The integration follows months in which Visual Electric expanded its product beyond static images to support video generation, a technically demanding addition that requires both novel model architectures and significant compute resources. Perplexity, which built its early reputation on natural‑language search using large language models, said the acquisition would help it add richer visual answers and generative media to its product roadmap.
“We see visual generation as a natural next step for search,” Perplexity’s chief executive said in a statement. “Bringing Visual Electric’s team into Perplexity will let us move faster on building safe, grounded multimodal experiences.” A Perplexity spokesperson declined to provide timing for new features or to disclose whether Visual Electric’s former codebase and models will be integrated wholesale into Perplexity’s systems.
Industry analysts said the deal fits a broader pattern of consolidation in the AI ecosystem, in which emerging startups with specialized generative capabilities are being absorbed by larger platforms seeking to offer end‑to‑end services. “It’s an acqui‑hire that gives Perplexity not just talent but also domain expertise in visual synthesis,” said Marina Lopez, a researcher at the Center for Digital Innovation. “But it also raises immediate questions about content control and verification.”

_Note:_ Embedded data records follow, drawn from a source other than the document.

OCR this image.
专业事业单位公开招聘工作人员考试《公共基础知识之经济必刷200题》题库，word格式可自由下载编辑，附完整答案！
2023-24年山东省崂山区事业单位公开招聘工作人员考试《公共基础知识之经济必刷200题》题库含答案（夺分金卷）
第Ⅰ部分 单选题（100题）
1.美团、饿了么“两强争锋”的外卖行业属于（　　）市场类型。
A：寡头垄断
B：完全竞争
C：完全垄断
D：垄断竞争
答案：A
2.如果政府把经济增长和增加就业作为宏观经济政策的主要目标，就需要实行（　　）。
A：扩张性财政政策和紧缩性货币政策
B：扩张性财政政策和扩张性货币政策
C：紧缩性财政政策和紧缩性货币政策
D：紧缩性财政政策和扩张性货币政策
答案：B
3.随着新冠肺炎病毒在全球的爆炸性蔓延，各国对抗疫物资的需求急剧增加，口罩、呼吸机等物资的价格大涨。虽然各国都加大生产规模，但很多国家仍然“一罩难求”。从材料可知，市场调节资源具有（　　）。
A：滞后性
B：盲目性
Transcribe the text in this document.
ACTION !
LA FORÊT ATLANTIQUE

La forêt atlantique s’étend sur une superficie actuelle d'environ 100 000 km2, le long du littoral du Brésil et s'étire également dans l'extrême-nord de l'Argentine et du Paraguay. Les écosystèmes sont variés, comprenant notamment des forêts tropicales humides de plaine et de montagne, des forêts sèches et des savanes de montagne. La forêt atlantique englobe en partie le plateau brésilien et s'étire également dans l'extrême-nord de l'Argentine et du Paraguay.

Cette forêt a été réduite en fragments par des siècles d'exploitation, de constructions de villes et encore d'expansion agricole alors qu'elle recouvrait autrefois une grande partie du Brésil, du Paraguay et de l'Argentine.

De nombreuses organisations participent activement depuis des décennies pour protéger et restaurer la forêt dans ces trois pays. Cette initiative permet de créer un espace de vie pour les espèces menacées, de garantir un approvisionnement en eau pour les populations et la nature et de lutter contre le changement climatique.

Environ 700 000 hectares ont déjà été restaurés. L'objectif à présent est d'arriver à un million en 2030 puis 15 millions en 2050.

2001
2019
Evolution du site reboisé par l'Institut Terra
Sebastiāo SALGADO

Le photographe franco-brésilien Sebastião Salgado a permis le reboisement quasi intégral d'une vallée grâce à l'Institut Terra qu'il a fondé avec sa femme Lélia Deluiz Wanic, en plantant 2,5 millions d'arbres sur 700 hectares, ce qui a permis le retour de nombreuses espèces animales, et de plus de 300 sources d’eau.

Those concerns are acute for video generation, which can enable highly realistic fabricated footage. Companies building generative media face pressure from regulators, platforms and advertisers to implement robust provenance, watermarking and moderation. Perplexity said it plans to apply the same safety and grounding standards it uses for text generation to visual outputs, but provided few technical specifics. “Safety is nonnegotiable,” the Perplexity statement said, adding that the company is investing in automated filters and human review workflows.
The acquisition also underscores the escalating infrastructure demands of multimodal AI. Generating plausible video at scale requires cloud GPU capacity and specialized orchestration. That reality has drawn more attention to the role of cloud providers, whose pricing and availability can shape which companies can deploy these features economically. Competitors from large technology firms to startups are racing to offer comparable multimodal search and creation tools, turning talent acquisitions into a fast route to parity.
For Visual Electric’s team, the move offers access to Perplexity’s user base and distribution channels. For Perplexity, it is a bet that generative visuals will become a central part of search experiences rather than a peripheral novelty. How the company balances innovation with the technical and ethical burdens of video generation will be a test both for its product and for the wider market as generative AI continues to mature.